Author + information
- Uri Landes1,
- Danny Dvir2,
- Wolfgang Schoels3,
- Christophe Tron4,
- Stephan Ensminger5,
- Matheus Simonato dos Santos6,
- Ulrich Schäfer7,
- Matjaz Bunc8,
- Gabriel Aldea9,
- Alfredo Cerillo10,
- Stephan Windecker11,
- Martin Andreas12,
- John Webb2 and
- Ran Kornowski13
- 1Rabin Medical Center, Tel Aviv, Israel
- 2Centre for Heart Valve Innovation, St.
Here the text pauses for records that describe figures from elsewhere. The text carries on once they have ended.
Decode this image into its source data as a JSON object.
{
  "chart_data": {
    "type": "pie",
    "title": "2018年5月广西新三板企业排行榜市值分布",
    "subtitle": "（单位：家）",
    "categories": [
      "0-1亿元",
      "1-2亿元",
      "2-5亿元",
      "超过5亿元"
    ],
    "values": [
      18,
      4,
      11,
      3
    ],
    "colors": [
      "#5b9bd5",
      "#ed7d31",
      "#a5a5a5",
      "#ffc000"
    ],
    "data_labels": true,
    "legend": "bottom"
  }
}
Paul's and Vancouver General Hospital, Vancouver, British Columbia, Canada
- 3Heart Center Duisburg, Duisburg, Germany
- 4Rouen Cedex 1, France
- 5Heart and Diabetes Center NRW, Bad Oeynhausen, Germany
- 6Federal University of Sao Paulo, Sao Paulo, São Paulo, Brazil
- 7University Heart Center Hamburg, Hamburg, Germany
- 8University Medical Center Ljubljana, Ljubljana, Slovenia
- 9University of Washington, Seattle, Washington, United States
- 10Fondazione Toscana G. Monasterio, Massa, Massa and Carrara, Italy
- 11University Hospital Bern, Bern, Switzerland
- 12Medical University of Vienna, Vienna, Austria
- 13Rabin Medical Center, Petach Tikva, Israel
Transcatheter valve-in-valve implantation (ViV) has evolved as a viable strategy in suitable cases of patients with a failed surgical bioprosthesis heat valves (SHV). Sutureless aortic bioprosthesis are a relatively new subcategory of the lasts. Our aim was to evaluate the performance of ViV in sutureless SHVs.
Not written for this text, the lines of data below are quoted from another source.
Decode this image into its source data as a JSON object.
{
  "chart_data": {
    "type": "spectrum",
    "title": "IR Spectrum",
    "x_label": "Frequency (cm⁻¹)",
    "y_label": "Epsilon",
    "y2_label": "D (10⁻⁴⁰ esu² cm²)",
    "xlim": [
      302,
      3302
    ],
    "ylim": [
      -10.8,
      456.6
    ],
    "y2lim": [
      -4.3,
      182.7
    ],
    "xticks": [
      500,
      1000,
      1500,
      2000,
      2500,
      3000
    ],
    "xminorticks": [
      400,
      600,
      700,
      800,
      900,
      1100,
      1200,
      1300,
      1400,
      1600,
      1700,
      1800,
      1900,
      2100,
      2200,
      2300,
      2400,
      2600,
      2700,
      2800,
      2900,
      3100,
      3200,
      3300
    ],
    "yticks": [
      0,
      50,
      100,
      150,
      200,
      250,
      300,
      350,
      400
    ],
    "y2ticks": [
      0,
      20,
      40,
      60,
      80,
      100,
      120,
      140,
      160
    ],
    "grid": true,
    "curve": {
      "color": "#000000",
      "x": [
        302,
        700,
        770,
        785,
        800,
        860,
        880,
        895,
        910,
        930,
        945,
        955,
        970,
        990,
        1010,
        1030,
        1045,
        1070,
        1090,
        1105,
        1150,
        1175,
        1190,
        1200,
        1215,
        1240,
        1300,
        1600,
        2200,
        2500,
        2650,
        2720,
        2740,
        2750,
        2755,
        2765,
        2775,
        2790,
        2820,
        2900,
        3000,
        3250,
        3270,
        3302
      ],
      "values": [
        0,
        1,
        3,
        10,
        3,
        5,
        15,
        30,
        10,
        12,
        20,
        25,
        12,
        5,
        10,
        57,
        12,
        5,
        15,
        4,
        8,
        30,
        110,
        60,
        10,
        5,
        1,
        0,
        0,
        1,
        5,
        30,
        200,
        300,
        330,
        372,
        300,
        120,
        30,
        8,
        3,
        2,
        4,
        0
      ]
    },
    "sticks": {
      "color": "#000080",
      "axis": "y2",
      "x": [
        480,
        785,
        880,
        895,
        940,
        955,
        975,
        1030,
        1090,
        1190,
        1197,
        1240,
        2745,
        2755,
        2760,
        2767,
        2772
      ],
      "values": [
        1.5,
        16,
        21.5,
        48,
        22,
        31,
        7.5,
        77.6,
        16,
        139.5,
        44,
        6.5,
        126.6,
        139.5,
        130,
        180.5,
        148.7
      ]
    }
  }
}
An international, multicenter registry was developed to collect data on ViV cases performed in sutureless surgical valves as part of the Valve-in-Valve International Data (VIVID) Registry. A total of 25 patients with failed sutureless SHV treated by ViV were evaluated.
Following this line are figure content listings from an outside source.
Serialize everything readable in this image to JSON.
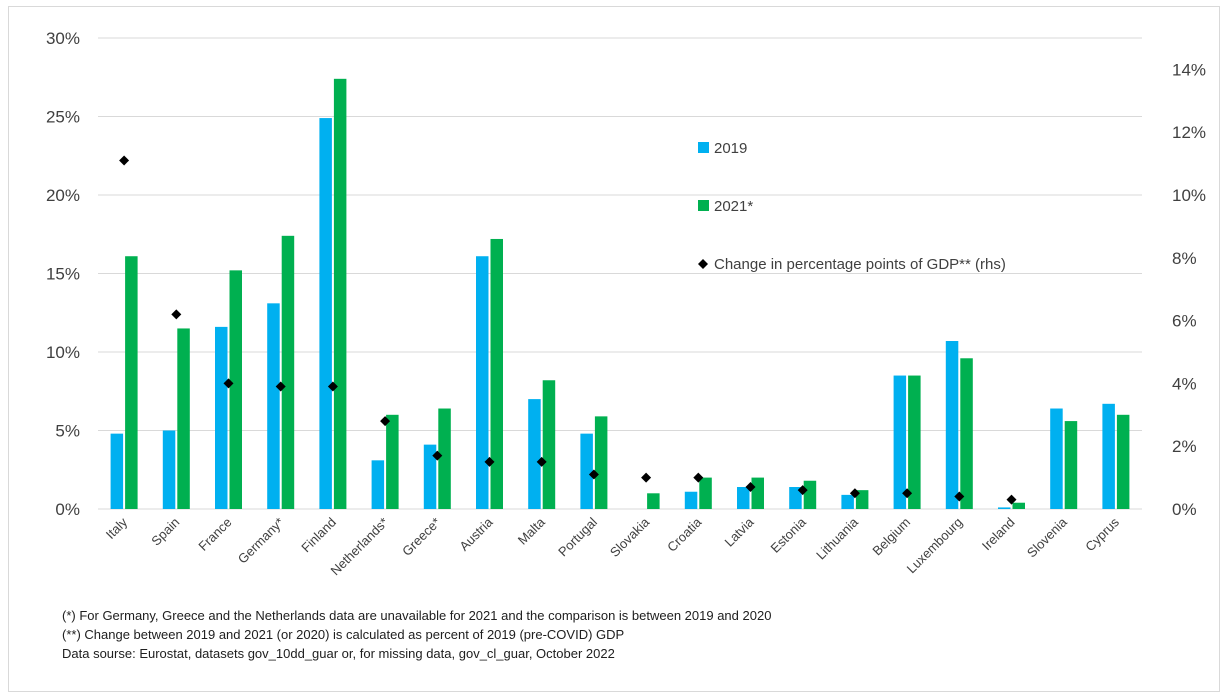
{
  "chart_data": {
    "type": "bar",
    "categories": [
      "Italy",
      "Spain",
      "France",
      "Germany*",
      "Finland",
      "Netherlands*",
      "Greece*",
      "Austria",
      "Malta",
      "Portugal",
      "Slovakia",
      "Croatia",
      "Latvia",
      "Estonia",
      "Lithuania",
      "Belgium",
      "Luxembourg",
      "Ireland",
      "Slovenia",
      "Cyprus"
    ],
    "series": [
      {
        "name": "2019",
        "type": "bar",
        "axis": "left",
        "color": "#00b0f0",
        "values": [
          4.8,
          5.0,
          11.6,
          13.1,
          24.9,
          3.1,
          4.1,
          16.1,
          7.0,
          4.8,
          0.0,
          1.1,
          1.4,
          1.4,
          0.9,
          8.5,
          10.7,
          0.1,
          6.4,
          6.7
        ]
      },
      {
        "name": "2021*",
        "type": "bar",
        "axis": "left",
        "color": "#00b050",
        "values": [
          16.1,
          11.5,
          15.2,
          17.4,
          27.4,
          6.0,
          6.4,
          17.2,
          8.2,
          5.9,
          1.0,
          2.0,
          2.0,
          1.8,
          1.2,
          8.5,
          9.6,
          0.4,
          5.6,
          6.0
        ]
      },
      {
        "name": "Change in percentage points of GDP** (rhs)",
        "type": "scatter",
        "axis": "right",
        "color": "#000000",
        "values": [
          11.1,
          6.2,
          4.0,
          3.9,
          3.9,
          2.8,
          1.7,
          1.5,
          1.5,
          1.1,
          1.0,
          1.0,
          0.7,
          0.6,
          0.5,
          0.5,
          0.4,
          0.3,
          null,
          null
        ]
      }
    ],
    "y_left": {
      "min": 0,
      "max": 30,
      "ticks": [
        "0%",
        "5%",
        "10%",
        "15%",
        "20%",
        "25%",
        "30%"
      ]
    },
    "y_right": {
      "min": 0,
      "max": 15,
      "ticks": [
        "0%",
        "2%",
        "4%",
        "6%",
        "8%",
        "10%",
        "12%",
        "14%"
      ]
    },
    "grid": true,
    "legend_position": "top-right-inside",
    "legend": [
      "2019",
      "2021*",
      "Change in percentage points of GDP** (rhs)"
    ]
  },
  "notes": [
    "(*) For Germany, Greece and the Netherlands data are unavailable for 2021 and the comparison is between 2019 and 2020",
    "(**) Change between 2019 and 2021 (or 2020) is calculated as percent of 2019 (pre-COVID) GDP",
    "Data sourse: Eurostat, datasets gov_10dd_guar or, for missing data, gov_cl_guar, October 2022"
  ]
}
Mean patients age was 80.4 ± 8 years, 80% females, STS-PROM 9.4 ± 5.3%. Sutureless SHV size ranged from 21 to 25 (median 23) mm and included the Perceval (Sorin Biomedica, Salugia, Italy; n = 21), the ATS 3F Enable (Medtronic Inc., Minneapolis, MN, USA; n = 3) and the Intuity (Edwards Lifesciences, Irvine, CA, USA; n=1). The indication for ViV was significant stenosis (n = 5), regurgitation (n = 5) or a mixture of the two (n = 15). The ViV was attempted via the trans-femoral (n = 18) and trans-apical (n = 7) approaches with the SAPIEN XT (n = 10), Sapien 3 (n = 7) and CoreValve (n = 8), sizes 23mm to 29 mm (median 23 mm). There were 2 cases (9%) with a need for permanent pacemaker implantation, 1 case with major vascular complication and 1 case with major/life threatening bleeding. Implantation was successful in all patients, with an average postprocedural mean gradient of 14.1 ± 8.8 mmHg. There were no cases with AR > moderate and no need for 2nd prosthesis implantation. There was no coronary obstruction in any of these cases and one patient died during 30-day follow-up (4%).
ViV implantation inside selected failed sutureless SHV is feasible and associated with reasonable post procedural hemodynamics. The safety of this approach will be further evaluated in the future.